Ursula Meier's Home was the big winner at this year's ceremony for the Swiss Film Prizes which were presented for the first time in a gala event in Lucerne on Saturday evening (March 7).

Meier's film, which had its world premiere at last year's Cannes Film Festival and is represented internationally by Memento Films International, picked up the QUARTZ trophies in its three nominated categories: for Best Film, Best Screenplay (to Meier and co-screenwriter Antoine Jaccoud) and Best Emerging Actor - to 11-year-old Kacey Mottet Klein in his screen acting debut.

However, the evening's other favourite, Christoph Schaub's episodic film Happy New Year, which had garnered four nominations, left the ceremony without picking up any of the coveted prizes.

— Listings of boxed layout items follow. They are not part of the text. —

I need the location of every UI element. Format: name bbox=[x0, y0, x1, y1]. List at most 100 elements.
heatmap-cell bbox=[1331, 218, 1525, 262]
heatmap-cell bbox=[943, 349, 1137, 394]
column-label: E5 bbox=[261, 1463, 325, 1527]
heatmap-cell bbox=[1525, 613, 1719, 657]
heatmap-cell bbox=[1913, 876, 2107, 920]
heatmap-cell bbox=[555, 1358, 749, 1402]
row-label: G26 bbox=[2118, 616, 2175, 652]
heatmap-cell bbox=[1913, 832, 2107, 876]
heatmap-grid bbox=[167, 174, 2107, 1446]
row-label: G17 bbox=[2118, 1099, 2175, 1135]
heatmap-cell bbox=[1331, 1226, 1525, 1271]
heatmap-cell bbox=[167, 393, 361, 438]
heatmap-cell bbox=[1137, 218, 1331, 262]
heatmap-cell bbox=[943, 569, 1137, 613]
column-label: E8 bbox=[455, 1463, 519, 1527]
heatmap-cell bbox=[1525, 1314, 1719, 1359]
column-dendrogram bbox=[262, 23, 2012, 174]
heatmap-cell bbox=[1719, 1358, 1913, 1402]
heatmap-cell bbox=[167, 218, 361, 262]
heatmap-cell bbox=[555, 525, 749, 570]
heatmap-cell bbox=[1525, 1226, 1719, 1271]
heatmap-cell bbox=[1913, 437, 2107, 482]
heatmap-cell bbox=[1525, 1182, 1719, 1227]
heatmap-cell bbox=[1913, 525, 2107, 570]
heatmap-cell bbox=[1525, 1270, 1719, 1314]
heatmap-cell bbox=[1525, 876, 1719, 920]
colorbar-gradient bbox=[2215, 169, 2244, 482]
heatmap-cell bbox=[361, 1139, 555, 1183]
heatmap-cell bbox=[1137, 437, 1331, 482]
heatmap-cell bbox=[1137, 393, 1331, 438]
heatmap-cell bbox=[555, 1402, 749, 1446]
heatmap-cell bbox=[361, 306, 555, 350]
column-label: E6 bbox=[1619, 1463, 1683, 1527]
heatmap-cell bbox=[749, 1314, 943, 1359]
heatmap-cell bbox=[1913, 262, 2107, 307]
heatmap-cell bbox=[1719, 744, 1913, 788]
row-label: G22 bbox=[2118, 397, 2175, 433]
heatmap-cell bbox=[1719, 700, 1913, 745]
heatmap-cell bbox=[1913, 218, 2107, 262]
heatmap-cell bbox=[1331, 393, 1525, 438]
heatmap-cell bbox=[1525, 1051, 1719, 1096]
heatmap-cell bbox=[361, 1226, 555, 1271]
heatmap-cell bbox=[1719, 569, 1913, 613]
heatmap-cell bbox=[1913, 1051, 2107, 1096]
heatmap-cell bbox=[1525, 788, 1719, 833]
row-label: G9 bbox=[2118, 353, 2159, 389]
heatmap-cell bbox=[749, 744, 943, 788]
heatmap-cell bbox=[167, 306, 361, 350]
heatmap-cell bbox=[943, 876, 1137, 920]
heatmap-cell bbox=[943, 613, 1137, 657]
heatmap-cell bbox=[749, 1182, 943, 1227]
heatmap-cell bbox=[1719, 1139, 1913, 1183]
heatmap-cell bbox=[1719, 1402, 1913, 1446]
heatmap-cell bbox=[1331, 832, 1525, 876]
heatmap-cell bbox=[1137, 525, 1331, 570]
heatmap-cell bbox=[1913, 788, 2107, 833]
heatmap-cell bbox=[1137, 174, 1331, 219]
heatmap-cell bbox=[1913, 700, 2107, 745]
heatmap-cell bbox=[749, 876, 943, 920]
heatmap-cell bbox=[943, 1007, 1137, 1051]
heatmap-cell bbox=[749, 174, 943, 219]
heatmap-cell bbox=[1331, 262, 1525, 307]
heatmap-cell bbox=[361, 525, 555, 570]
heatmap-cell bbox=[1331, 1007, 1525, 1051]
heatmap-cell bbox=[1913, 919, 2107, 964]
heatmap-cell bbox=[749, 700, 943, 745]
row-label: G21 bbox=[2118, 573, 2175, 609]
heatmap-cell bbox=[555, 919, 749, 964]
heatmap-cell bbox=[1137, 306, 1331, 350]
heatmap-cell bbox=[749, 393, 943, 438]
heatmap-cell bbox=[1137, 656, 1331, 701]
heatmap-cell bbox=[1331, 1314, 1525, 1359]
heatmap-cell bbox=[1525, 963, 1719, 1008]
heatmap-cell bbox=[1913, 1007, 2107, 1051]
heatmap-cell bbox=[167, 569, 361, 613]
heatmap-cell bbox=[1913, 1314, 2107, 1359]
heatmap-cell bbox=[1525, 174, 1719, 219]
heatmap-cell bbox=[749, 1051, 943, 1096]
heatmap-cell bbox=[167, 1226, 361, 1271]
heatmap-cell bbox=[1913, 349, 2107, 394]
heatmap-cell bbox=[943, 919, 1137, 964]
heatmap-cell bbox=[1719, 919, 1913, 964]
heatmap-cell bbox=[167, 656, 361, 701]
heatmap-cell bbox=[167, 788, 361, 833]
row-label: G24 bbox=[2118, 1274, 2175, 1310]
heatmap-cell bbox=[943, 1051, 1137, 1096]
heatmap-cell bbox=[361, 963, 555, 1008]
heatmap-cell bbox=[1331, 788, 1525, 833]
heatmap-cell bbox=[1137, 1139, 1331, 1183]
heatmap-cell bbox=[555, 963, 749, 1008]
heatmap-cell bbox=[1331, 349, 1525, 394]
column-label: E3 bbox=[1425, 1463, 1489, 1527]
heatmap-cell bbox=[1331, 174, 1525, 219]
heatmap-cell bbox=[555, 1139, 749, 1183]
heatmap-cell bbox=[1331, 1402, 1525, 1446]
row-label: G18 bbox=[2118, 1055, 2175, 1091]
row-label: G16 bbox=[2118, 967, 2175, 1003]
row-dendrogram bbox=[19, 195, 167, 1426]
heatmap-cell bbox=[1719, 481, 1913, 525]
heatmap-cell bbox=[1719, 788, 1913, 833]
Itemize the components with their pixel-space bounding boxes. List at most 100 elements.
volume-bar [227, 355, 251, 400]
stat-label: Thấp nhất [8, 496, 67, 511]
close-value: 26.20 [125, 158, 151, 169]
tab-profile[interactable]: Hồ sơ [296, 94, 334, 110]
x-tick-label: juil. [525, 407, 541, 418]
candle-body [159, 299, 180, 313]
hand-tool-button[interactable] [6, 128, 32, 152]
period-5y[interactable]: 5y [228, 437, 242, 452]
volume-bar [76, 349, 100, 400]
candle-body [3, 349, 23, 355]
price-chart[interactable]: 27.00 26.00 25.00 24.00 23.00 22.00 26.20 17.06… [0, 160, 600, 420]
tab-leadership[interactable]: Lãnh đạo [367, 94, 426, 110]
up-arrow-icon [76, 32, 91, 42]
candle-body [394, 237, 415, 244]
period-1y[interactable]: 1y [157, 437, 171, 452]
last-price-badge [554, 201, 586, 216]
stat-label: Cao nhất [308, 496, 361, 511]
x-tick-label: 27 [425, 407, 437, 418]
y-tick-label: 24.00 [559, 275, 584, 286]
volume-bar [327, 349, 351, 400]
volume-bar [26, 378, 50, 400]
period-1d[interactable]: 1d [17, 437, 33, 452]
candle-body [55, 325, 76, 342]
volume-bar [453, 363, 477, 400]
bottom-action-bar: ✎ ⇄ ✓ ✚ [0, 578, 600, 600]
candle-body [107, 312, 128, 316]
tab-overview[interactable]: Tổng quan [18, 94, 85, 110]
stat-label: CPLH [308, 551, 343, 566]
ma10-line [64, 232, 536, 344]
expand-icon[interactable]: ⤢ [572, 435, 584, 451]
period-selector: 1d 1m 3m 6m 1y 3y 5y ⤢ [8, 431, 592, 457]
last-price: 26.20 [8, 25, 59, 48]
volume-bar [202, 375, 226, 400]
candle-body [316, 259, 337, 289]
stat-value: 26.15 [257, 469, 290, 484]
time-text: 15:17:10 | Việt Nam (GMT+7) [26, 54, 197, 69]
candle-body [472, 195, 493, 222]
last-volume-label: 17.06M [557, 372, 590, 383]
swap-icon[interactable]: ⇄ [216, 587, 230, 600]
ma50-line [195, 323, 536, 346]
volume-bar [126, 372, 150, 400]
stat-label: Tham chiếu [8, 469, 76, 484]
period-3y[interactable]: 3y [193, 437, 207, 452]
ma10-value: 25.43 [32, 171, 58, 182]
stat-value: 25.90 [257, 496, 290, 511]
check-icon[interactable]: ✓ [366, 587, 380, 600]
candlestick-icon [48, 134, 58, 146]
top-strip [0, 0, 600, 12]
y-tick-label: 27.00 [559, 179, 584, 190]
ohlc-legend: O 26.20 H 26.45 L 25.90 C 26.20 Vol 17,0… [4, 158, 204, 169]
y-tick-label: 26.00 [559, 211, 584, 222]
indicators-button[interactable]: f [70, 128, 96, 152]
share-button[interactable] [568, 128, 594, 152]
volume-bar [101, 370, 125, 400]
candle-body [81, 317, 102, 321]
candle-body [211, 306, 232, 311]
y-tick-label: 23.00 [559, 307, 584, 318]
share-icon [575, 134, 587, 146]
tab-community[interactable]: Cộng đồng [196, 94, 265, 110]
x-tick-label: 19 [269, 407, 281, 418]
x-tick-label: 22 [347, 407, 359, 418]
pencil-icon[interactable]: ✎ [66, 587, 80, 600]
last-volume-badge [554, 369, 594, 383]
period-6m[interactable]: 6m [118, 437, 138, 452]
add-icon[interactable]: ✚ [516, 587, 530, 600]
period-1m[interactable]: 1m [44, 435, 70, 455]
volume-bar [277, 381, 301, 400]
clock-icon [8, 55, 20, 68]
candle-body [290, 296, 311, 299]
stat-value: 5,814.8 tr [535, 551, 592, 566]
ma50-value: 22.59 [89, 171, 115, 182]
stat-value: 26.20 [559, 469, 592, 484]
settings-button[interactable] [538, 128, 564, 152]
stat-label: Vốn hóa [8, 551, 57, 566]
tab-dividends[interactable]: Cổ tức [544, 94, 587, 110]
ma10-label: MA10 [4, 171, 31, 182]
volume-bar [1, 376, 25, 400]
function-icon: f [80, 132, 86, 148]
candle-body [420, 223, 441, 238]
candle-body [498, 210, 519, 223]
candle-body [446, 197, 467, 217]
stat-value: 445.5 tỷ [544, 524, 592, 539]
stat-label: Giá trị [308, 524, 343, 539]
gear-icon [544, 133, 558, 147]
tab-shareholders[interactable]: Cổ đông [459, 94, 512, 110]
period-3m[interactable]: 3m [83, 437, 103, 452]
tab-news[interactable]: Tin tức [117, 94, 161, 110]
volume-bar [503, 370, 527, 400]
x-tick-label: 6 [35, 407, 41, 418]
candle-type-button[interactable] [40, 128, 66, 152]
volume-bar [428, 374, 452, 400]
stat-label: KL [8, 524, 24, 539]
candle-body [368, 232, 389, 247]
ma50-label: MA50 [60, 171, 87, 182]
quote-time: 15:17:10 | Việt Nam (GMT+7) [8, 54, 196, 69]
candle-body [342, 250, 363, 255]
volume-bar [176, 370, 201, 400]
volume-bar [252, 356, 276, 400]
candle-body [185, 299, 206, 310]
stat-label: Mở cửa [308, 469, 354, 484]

The QUARTZ for Best Documentary Film went to Fanny Bräuning's No More Smoke Signals, which had already won the Prix de Soleure at the Solothurn Film Days in January, while the honours for best acting were taken by Dominique Jann for his role in Dominique de Rivaz's Luftbusiness and Celine Bolomey for her performance in Vincent Pluss's De Bruit Dans La Tete.

In addition, the prize for Best Short Film went to Lorenz Merz's Un Dia Y Nada and for Best Animation Film to Polish-born Jadwiga Kowalska's Tot Ou Tard, and the newly created prize category of Best Film Score was won by Marcel Vaid for his music composed for Ayten Mutlu Saray's Zara.

The jury, headed by filmmaker Silvio Soldini and including Bond 'bad guy' Anatole Taubman and veteran producer Ruth Waldburger, also awarded a Special Jury Prize to Danilo Catti for his artistic and political commitment in the documentary Giu Le Mani about the protests against Swiss Federal Railways' planned privatisation measures in 2008.